Pemeriksaan Hoarding Disorder
Untuk mendiagnosis hoarding disorder, dokter akan bertanya seputar riwayat kesehatan pasien dan kebiasaannya memperoleh atau menyimpan barang. Dokter juga dapat menanyakan kondisi pasien dan keadaan rumahnya kepada orang terdekat pasien.
Selanjutnya, dokter akan menggunakan kriteria Diagnostic and Statictical Manual of Mental Disorders (DSM-5) untuk mendiagnosis hoarding disorder.
Beberapa kriteria yang menunjukkan hoarding disorder adalah :
1. Kesulitan untuk membuang benda yang sudah tidak terpakai.
2. Keinginan untuk selalu menyimpan atau menimbun banyak benda.
3. Tempat tinggal penderita penuh dengan benda yang dapat membahayakan keselamatan dan kesehatannya.
4. Benda yang ditimbun menimbulkan masalah di lingkungan sekitar, hubungan sosial, dan pekerjaan.
5. Kebiasaan menimbun benda tidak terkait gangguan kesehatan lain, seperti cedera otak atau sindrom Prader-Willi.

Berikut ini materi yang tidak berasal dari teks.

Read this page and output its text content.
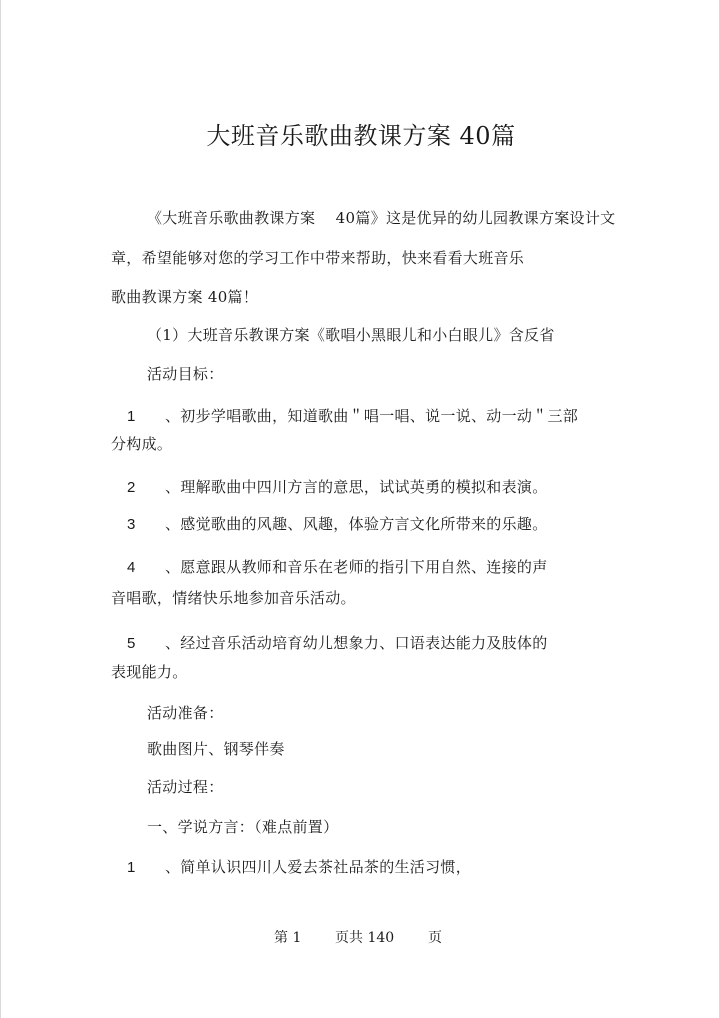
大班音乐歌曲教课方案 40篇
《大班音乐歌曲教课方案　 40篇》这是优异的幼儿园教课方案设计文
章，希望能够对您的学习工作中带来帮助，快来看看大班音乐
歌曲教课方案 40篇！
（1）大班音乐教课方案《歌唱小黑眼儿和小白眼儿》含反省
活动目标：
1 、初步学唱歌曲，知道歌曲＂唱一唱、说一说、动一动＂三部
分构成。
2 、理解歌曲中四川方言的意思，试试英勇的模拟和表演。
3 、感觉歌曲的风趣、风趣，体验方言文化所带来的乐趣。
4 、愿意跟从教师和音乐在老师的指引下用自然、连接的声
音唱歌，情绪快乐地参加音乐活动。
5 、经过音乐活动培育幼儿想象力、口语表达能力及肢体的
表现能力。
活动准备：
歌曲图片、钢琴伴奏
活动过程：
一、学说方言：（难点前置）
1 、简单认识四川人爱去茶社品茶的生活习惯，
第 1 页共 140 页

Pengobatan Hoarding Disorder
Hoarding disorder dapat diatasi dengan psikoterapi dan pemberian obat-obatan. Berikut adalah penjelasannya :
1. Psikoterapi
Pada terapi perilaku kognitif, dokter akan melatih pasien untuk menahan keinginan menimbun barang dan membuang barang-barang yang ditumpuk. Terapi ini dapat melibatkan anggota keluarga atau orang yang tinggal serumah dengan pasien.
2. Obat-obatan
Dokter dapat meresepkan obat-obatan jika pasien menderita gangguan mental lain, seperti depresi dan gangguan kecemasan. Obat-obatan yang biasanya diresepkan adalah jenis antidepresan Selective Serotonin Reuptake Inhibitor (SSRI).